A new study, conducted in collaboration with The Insider and Der Spiegel, confirmed Thursday that the same agents systematically followed Karz-Murz until he suddenly fell ill in May 2015 and then February 2017, according to travel log data.

The FST press service did not respond to requests for comment by phone.

At the time of his illness, Karza-Murza was the main coordinator of the Open Russia movement founded by Mikhail Khodorkovsky and an ally of the murdered opposition politician Boris Nemtsov.

In Moscow in 2015, he was diagnosed with kidney failure, slipped into a coma and then, after flying to the United States, made a very slow recovery. Two years later, he suffered another organ failure in Moscow after a second acute poisoning.
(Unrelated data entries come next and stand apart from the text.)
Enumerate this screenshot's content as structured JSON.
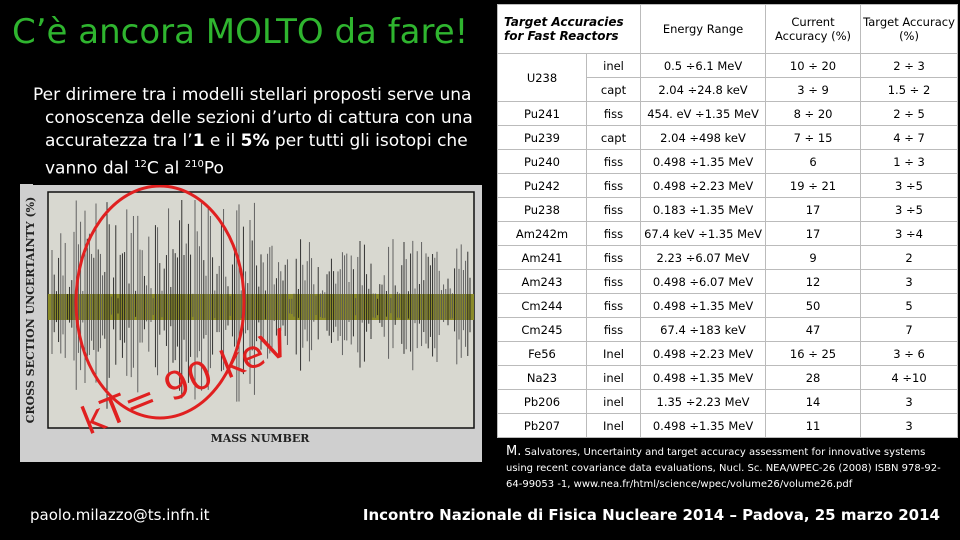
{
  "header": {
    "title": "C’è ancora MOLTO da fare!"
  },
  "paragraph": [
    "Per dirimere tra i modelli stellari proposti serve una conoscenza delle sezioni d’urto di cattura con  una accuratezza tra l’",
    "1",
    " e il ",
    "5%",
    " per tutti gli isotopi che vanno dal ",
    "12",
    "C al ",
    "210",
    "Po"
  ],
  "plot": {
    "y_label": "CROSS SECTION UNCERTAINTY (%)",
    "x_label": "MASS NUMBER",
    "annotation": "kT= 90 keV"
  },
  "table": {
    "header": [
      "Target Accuracies for Fast Reactors",
      "Energy Range",
      "Current Accuracy (%)",
      "Target Accuracy (%)"
    ],
    "rows": [
      [
        "U238",
        "inel",
        "0.5 ÷6.1 MeV",
        "10  ÷  20",
        "2  ÷  3"
      ],
      [
        "capt",
        "2.04 ÷24.8 keV",
        "3  ÷ 9",
        "1.5  ÷ 2"
      ],
      [
        "Pu241",
        "fiss",
        "454. eV ÷1.35 MeV",
        "8 ÷ 20",
        "2 ÷ 5"
      ],
      [
        "Pu239",
        "capt",
        "2.04 ÷498 keV",
        "7  ÷ 15",
        "4 ÷ 7"
      ],
      [
        "Pu240",
        "fiss",
        "0.498 ÷1.35 MeV",
        "6",
        "1 ÷ 3"
      ],
      [
        "Pu242",
        "fiss",
        "0.498 ÷2.23 MeV",
        "19  ÷ 21",
        "3 ÷5"
      ],
      [
        "Pu238",
        "fiss",
        "0.183 ÷1.35 MeV",
        "17",
        "3 ÷5"
      ],
      [
        "Am242m",
        "fiss",
        "67.4 keV ÷1.35 MeV",
        "17",
        "3 ÷4"
      ],
      [
        "Am241",
        "fiss",
        "2.23 ÷6.07 MeV",
        "9",
        "2"
      ],
      [
        "Am243",
        "fiss",
        "0.498 ÷6.07 MeV",
        "12",
        "3"
      ],
      [
        "Cm244",
        "fiss",
        "0.498 ÷1.35 MeV",
        "50",
        "5"
      ],
      [
        "Cm245",
        "fiss",
        "67.4 ÷183 keV",
        "47",
        "7"
      ],
      [
        "Fe56",
        "Inel",
        "0.498 ÷2.23 MeV",
        "16  ÷  25",
        "3 ÷ 6"
      ],
      [
        "Na23",
        "inel",
        "0.498 ÷1.35 MeV",
        "28",
        "4 ÷10"
      ],
      [
        "Pb206",
        "inel",
        "1.35  ÷2.23 MeV",
        "14",
        "3"
      ],
      [
        "Pb207",
        "Inel",
        "0.498 ÷1.35 MeV",
        "11",
        "3"
      ]
    ]
  },
  "citation": {
    "author": "M.",
    "author_rest": "Salvatores,",
    "text": "Uncertainty and target accuracy assessment for innovative systems using recent covariance data evaluations, Nucl. Sc. NEA/WPEC-26 (2008) ISBN 978-92-64-99053 -1, www.nea.fr/html/science/wpec/volume26/volume26.pdf"
  },
  "footer": {
    "email": "paolo.milazzo@ts.infn.it",
    "event": "Incontro Nazionale di Fisica Nucleare 2014 – Padova, 25 marzo 2014"
  }
}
The attack on A. Navalna was carried out last August. He was poisoned by one of the nerve paralyzing substances that Novičiok developed in the Soviet Union during his visit to Siberia. He and Western governments have accused Putin and the FST of the attack. The Kremlin denies any involvement in the incident.

After recovering from treatment in Germany, Navaln, who introduced himself as an advisor to the secretary of the Russian National Security Council, obtained information about a planned conspiracy over the phone during an interview with one of the FSB agents suspected of organizing his poisoning.

In a report published in December, the FST called the record “false” and said that Bellingcat’s investigation against the poisoning team “would not have been possible without the organizational and technical support of foreign special services.” The Kremlin has also rejected earlier reports from Bellingcat.

Police arrested Navalna at one of Moscow’s airports in January, less than an hour after the opposition returned to Moscow from Germany.

A Moscow court sentenced him to two years and eight months in prison in February for allegedly violating the terms of a trial trial in a 2014 fraud investigation while abroad when he was released from a Berlin hospital in September.